Saturday, October 16, 2010

The Reason I Never Post Anything...


is named Logan. 'Nuff said.


Good thing he's so darn cute.
Who, me?

Friday, October 1, 2010

Health-o-meter

I wish I had a health-o-meter. You know, on some video games there's a meter showing how much "health" or "energy" your person has left. Then if you do something good, you see the health-o-meter go up, or if you do something bad, it goes down. (I do not actually play video games, but I have a 12 yr old son....)

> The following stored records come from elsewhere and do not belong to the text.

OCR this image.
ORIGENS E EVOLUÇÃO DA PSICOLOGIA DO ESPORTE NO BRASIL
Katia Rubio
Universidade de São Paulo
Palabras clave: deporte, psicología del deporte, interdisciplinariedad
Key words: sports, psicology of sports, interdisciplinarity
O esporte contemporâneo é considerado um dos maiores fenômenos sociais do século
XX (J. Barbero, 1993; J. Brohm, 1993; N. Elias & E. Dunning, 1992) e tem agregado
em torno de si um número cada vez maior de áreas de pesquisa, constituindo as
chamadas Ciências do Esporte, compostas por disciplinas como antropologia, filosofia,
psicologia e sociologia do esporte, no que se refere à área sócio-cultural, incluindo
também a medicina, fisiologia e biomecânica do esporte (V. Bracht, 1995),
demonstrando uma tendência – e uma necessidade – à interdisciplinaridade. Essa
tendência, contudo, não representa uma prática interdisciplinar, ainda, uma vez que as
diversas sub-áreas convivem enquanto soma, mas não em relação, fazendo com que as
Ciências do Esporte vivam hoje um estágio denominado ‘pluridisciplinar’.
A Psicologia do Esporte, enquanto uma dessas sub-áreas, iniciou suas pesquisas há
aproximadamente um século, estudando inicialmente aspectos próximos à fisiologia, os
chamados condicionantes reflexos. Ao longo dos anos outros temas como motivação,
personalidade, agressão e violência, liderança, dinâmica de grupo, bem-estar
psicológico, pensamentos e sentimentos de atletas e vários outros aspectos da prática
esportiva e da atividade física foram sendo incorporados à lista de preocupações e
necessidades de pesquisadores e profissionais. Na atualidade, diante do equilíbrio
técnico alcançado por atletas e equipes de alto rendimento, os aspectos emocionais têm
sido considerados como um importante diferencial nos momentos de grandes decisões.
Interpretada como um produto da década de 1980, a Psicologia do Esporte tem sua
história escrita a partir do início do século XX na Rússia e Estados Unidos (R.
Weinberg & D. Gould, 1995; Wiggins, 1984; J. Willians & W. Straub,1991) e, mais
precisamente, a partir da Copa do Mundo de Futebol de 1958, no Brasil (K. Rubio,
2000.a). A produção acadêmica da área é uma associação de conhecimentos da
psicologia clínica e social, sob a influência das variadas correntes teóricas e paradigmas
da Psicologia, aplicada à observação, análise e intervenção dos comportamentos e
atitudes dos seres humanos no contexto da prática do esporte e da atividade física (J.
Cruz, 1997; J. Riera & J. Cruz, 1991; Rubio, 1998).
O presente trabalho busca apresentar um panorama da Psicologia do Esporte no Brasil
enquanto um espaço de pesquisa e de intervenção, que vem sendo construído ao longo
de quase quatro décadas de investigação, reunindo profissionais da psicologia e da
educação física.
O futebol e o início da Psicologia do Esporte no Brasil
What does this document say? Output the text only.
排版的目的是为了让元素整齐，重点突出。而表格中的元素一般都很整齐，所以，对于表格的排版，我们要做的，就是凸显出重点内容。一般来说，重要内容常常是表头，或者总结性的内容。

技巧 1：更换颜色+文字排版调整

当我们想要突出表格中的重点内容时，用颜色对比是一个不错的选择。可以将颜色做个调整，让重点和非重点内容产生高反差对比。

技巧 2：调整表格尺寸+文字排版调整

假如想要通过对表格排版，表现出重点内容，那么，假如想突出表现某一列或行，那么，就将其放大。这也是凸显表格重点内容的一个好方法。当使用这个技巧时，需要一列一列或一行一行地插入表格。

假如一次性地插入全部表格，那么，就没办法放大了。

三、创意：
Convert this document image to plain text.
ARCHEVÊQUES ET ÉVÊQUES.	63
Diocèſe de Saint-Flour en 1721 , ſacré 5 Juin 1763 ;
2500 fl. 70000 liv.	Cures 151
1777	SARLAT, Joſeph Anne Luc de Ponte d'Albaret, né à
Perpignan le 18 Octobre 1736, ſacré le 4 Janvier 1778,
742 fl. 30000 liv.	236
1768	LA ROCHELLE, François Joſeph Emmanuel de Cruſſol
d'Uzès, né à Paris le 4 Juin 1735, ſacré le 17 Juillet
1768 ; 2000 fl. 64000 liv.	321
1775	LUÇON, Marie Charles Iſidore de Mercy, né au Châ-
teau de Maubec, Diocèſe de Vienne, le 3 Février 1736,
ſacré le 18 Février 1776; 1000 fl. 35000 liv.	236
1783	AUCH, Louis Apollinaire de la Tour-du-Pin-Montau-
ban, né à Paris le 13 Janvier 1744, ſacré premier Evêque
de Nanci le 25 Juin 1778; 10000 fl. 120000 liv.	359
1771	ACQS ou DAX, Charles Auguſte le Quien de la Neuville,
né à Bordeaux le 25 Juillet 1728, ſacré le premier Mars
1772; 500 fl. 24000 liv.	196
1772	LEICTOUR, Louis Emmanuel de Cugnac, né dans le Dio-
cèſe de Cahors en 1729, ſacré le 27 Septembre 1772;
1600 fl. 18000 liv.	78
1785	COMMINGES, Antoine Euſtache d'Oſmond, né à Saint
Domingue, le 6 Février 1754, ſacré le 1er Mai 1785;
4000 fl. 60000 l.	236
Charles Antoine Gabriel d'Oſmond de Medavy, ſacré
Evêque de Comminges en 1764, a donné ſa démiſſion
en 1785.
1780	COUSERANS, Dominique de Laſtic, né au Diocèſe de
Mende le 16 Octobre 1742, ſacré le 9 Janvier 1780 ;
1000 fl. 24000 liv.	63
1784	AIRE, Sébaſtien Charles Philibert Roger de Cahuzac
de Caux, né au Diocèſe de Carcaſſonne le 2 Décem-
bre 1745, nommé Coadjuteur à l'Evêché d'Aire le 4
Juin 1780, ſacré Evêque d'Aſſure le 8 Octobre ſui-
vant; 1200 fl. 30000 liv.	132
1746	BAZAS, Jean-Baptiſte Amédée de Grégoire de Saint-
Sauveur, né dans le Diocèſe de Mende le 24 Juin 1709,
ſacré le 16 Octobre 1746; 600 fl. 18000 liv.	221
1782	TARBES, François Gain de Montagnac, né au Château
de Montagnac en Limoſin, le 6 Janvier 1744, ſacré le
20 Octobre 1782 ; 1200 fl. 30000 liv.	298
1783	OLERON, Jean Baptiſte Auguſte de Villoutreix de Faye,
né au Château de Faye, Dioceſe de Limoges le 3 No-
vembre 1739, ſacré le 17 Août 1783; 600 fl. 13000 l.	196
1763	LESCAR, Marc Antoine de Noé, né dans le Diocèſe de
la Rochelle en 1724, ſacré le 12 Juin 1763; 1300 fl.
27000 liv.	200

I have been dragging lately. I want to get a lot done, but, I have zero energy. I feel like my health-o-meter is in the red zone. My mother has been anemic for the last 30 yrs, and on iron pills. I was anemic during pregnancy. Maybe I have whatever my mom's weird condition is and I'm anemic? Maybe iron pills would give me energy. Maybe I'm perpetually sleep deprived and just need some decent sleep once in a while. Maybe my diet is terrible and I need to lay off the cookies. Maybe I need to start taking vitamins. Maybe I could stand to lose 40 or 50 pounds. Maybe I need to force myself to exercise. Maybe I'm suffering depression. Maybe I'm just lazy. And cranky. Maybe (probably) it's a combination of all of these things, I don't know.

I guess it's time to start taking vitamins. Regularly, instead of the once-or-twice a month that is my usual. That would certainly be the easiest fix. If that doesn't cure me then I guess I need to work on the harder stuff. Exercise (although that might just kill me) and weight loss (ditto). Sigh...life goes on.